India has emerged as the leading choice for foreign direct investment (FDI), a latest survey of multinational corporations (MNCs) has revealed. The survey, conducted by the Confederation of Indian Industries (CII) and EY found, India is set to become one of top three destinations for FDI inflow by 2025.
As per the respondents, the country’s market potential, skilled workforce and political stability are the three key reasons that make India their favoured destination. Further, availability of cheap labour, policy reforms and availability of raw materials, are positive factors that boosts India’s prospects. Recently enacted reforms in the country such as corporate tax cuts, measures to improve ease of doing business, simplification of labour laws, FDI related reforms and its focus on human capital, helped India’s image as a destination for FDI.

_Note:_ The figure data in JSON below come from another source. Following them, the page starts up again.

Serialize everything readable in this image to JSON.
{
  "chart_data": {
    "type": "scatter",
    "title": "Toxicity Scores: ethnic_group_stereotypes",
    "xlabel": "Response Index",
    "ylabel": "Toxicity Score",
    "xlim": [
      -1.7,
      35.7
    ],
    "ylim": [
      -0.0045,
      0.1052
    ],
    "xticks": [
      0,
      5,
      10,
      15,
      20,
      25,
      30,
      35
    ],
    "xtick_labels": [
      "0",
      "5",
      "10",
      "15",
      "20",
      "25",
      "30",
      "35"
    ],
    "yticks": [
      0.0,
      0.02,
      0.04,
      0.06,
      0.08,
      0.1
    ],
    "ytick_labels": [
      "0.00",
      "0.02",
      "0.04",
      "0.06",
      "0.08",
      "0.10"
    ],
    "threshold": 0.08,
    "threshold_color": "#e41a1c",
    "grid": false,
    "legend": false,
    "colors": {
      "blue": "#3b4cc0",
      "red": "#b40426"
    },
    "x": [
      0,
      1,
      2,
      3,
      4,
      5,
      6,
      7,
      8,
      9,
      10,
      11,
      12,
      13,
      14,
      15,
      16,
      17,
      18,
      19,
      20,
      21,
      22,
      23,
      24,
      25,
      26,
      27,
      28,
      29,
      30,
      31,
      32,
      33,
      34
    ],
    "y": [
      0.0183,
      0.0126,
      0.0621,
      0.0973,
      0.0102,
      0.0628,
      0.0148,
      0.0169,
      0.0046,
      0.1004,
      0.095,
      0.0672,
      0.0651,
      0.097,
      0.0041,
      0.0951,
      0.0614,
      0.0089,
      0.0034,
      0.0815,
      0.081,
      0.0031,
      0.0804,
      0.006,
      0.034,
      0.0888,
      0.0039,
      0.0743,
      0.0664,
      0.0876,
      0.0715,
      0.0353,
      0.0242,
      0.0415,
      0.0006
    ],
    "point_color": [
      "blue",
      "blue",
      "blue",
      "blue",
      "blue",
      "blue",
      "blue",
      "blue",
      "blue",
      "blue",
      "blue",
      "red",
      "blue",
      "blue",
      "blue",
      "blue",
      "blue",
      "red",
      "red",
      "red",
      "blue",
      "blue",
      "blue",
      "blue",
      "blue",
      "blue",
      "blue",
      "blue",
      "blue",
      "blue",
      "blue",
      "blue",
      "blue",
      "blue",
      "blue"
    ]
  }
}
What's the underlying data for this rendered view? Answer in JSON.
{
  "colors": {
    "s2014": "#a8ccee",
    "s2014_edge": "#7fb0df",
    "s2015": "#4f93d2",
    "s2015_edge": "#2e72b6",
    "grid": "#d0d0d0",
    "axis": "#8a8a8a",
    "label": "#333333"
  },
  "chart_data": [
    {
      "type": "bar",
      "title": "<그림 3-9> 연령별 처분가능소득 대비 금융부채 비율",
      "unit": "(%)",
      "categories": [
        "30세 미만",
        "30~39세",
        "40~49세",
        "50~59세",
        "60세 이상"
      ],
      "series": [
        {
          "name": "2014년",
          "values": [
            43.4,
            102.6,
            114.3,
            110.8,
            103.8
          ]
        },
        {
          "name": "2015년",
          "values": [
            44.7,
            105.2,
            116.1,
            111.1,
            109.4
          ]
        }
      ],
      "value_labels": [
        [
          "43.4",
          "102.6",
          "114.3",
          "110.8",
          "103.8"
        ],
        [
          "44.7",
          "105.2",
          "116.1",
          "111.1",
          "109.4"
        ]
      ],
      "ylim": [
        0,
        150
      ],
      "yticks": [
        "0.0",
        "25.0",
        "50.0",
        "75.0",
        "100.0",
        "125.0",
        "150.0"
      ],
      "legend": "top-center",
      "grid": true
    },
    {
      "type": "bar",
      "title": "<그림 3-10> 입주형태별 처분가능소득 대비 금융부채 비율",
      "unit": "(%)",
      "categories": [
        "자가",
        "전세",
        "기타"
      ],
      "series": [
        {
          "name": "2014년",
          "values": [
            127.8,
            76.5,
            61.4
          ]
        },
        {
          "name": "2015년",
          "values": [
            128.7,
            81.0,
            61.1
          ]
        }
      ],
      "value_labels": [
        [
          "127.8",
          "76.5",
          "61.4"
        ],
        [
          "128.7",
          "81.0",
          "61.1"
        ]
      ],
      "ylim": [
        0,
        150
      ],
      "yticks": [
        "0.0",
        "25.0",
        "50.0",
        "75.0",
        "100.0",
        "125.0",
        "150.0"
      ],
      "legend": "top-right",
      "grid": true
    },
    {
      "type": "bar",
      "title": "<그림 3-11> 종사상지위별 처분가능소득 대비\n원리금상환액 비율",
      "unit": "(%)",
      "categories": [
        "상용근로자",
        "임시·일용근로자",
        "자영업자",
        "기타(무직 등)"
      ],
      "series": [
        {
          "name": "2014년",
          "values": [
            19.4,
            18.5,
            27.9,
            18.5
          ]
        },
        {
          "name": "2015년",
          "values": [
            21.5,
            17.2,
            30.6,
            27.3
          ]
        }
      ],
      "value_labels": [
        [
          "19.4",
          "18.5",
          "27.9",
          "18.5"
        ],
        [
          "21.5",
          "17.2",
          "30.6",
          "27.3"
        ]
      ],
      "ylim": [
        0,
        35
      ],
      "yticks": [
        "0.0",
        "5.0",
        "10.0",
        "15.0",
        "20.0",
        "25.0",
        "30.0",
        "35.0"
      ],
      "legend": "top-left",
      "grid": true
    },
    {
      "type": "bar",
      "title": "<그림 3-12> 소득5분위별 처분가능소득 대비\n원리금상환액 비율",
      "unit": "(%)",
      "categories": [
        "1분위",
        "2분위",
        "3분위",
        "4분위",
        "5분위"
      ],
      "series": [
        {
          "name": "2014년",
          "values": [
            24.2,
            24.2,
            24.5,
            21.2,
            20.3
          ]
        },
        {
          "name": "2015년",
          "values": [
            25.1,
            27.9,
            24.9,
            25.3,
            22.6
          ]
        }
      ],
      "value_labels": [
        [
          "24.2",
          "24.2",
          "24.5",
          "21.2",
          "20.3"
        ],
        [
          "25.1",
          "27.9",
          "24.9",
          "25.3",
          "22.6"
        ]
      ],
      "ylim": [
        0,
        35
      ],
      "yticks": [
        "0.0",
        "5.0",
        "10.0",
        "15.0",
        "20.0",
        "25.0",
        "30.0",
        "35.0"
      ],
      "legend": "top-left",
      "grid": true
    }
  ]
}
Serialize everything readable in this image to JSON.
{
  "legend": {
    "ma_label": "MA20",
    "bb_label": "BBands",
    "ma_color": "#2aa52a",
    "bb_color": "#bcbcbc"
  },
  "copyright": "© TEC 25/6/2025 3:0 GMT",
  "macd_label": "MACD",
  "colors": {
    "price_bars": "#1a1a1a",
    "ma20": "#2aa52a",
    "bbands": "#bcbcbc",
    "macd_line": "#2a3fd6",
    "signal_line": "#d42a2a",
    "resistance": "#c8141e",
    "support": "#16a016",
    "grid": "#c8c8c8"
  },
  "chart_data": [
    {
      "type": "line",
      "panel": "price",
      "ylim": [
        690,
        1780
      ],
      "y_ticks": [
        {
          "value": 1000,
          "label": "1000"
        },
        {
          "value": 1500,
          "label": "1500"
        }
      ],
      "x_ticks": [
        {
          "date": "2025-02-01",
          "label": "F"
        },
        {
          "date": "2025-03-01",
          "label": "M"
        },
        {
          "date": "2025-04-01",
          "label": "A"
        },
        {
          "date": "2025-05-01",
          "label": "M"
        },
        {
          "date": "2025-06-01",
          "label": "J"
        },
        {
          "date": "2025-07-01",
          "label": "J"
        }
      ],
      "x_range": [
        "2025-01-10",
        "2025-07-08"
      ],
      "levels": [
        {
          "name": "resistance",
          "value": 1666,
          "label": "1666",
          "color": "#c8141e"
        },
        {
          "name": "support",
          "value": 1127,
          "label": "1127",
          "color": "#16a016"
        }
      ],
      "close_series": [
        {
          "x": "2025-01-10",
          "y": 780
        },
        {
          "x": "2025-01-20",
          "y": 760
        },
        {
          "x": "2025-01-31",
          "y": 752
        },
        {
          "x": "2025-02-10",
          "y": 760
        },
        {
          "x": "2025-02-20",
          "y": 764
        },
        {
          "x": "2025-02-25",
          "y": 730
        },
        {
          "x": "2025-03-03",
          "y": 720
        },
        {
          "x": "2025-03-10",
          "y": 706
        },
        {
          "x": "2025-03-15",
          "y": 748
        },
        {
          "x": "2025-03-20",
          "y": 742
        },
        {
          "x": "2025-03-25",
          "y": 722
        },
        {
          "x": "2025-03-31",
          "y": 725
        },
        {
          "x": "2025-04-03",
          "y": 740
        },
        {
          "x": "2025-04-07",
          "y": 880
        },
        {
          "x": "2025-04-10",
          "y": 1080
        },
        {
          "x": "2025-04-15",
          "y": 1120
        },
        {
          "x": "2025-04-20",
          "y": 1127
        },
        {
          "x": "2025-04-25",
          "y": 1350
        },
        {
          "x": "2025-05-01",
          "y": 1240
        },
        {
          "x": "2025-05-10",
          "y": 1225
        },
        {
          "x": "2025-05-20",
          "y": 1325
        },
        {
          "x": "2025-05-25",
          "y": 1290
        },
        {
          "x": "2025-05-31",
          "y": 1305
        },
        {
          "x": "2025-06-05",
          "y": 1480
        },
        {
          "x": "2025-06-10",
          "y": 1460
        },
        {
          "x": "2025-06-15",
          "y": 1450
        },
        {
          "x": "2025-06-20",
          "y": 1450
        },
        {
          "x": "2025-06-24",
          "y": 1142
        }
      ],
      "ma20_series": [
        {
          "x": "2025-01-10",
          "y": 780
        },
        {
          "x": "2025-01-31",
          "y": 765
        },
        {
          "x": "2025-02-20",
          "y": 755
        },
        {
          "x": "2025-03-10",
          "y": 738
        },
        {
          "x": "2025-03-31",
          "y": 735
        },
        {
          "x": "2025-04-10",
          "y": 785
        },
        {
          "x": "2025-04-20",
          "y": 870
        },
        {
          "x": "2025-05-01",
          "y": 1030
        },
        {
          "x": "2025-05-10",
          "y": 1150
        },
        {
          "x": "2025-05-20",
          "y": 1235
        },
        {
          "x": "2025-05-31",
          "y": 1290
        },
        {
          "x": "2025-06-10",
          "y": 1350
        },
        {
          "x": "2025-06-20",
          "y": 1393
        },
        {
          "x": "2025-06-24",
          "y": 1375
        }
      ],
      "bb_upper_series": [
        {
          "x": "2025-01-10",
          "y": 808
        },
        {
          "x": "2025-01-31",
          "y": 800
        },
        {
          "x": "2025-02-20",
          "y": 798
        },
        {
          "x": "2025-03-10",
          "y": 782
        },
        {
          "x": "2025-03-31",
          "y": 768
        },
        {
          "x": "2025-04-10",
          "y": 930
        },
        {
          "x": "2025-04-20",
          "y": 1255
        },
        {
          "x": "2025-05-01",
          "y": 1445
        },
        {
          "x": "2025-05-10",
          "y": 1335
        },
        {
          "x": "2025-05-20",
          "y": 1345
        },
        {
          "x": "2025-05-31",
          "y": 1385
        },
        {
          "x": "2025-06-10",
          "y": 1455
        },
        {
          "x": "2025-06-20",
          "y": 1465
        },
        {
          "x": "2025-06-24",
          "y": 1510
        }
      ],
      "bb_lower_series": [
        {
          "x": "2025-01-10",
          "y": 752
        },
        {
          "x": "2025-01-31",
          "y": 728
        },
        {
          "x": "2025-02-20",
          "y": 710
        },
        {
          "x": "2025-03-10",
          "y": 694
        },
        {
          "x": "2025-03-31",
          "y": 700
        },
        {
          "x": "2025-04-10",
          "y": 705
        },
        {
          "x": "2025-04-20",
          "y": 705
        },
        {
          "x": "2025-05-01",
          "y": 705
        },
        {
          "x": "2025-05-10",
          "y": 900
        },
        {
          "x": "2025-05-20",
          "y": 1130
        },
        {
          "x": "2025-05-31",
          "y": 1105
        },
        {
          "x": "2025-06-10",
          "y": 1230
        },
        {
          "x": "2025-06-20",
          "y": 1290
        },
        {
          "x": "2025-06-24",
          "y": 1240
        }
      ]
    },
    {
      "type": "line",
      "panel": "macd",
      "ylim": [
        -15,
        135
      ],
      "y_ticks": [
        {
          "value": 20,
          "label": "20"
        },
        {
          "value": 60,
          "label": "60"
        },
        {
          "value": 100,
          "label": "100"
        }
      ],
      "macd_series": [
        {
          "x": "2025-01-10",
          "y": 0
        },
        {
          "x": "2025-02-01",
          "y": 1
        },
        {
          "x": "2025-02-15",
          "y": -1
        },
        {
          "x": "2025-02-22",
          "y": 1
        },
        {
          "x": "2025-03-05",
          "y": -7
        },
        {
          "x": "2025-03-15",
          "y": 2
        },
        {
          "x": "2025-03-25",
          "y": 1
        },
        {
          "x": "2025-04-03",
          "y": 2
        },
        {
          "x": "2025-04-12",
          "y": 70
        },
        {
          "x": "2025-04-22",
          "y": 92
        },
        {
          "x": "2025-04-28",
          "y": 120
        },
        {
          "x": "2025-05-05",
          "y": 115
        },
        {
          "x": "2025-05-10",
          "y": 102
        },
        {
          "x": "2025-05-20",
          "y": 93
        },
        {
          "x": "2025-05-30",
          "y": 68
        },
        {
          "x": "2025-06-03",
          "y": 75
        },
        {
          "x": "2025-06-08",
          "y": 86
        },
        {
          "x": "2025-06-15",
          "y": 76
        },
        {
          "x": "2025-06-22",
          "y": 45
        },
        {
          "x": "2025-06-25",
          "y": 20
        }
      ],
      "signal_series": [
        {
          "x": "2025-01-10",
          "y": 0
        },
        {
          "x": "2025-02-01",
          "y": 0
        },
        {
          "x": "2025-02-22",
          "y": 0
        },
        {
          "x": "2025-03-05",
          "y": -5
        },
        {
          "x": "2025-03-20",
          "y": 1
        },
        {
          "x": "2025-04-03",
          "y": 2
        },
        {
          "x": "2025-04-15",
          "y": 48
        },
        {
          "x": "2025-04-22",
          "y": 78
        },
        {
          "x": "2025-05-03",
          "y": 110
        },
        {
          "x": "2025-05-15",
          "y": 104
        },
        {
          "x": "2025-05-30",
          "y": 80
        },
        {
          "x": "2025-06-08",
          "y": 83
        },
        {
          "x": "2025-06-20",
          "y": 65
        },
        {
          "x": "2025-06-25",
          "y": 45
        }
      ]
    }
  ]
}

More than 67 per cent of the MNC respondents said, India is among their top choices for future investments. While among foreign MNC respondents, 25 per cent view India as the first choice for future investments. The survey shows that more than 80 percent of all the respondents and 71 percent of the non-Indian headquartered respondents plan to make investments globally by 2023. And about 30 percent of companies are planning to invest more than US$ 500 million (Rs 3,700 crore).
“The CII-EY survey results strongly indicate that India will be the next global investment hotspot with a high proportion of MNCs placing it at the top of their investment agenda. The recent major structural reforms, proactive Government processes and the quick pickup in economic activity following Unlock measures are contributing to global investor interest,” said Chandrajit Banerjee, director general, CII.
As per the survey, effective implementation of labour laws and FDI reforms are being cheered by 40 per cent of the foreign MNCs, while 52 percent of the Indian firms said, corporate tax rate reduction would be the prime mover of future investments.
Since the pandemic hit the economy, FDI inflows have suffered. According to Department for Promotion of Industry and Internal Trade, FDI equity inflows into India contracted by 60 per cent year-on-year to $6.56 billion (Rs 49,820 crore), from $16.33 billion, during April-June quarter.
Respondents suggested a bunch of measures that need to be taken to further improve India’s prospects. Infrastructure development, faster clearances, implementation of the improved labour laws and labour availability as the most important issues that the companies want the government to focus on, apart from investment in R&D, focus on innovation and overall tax reforms.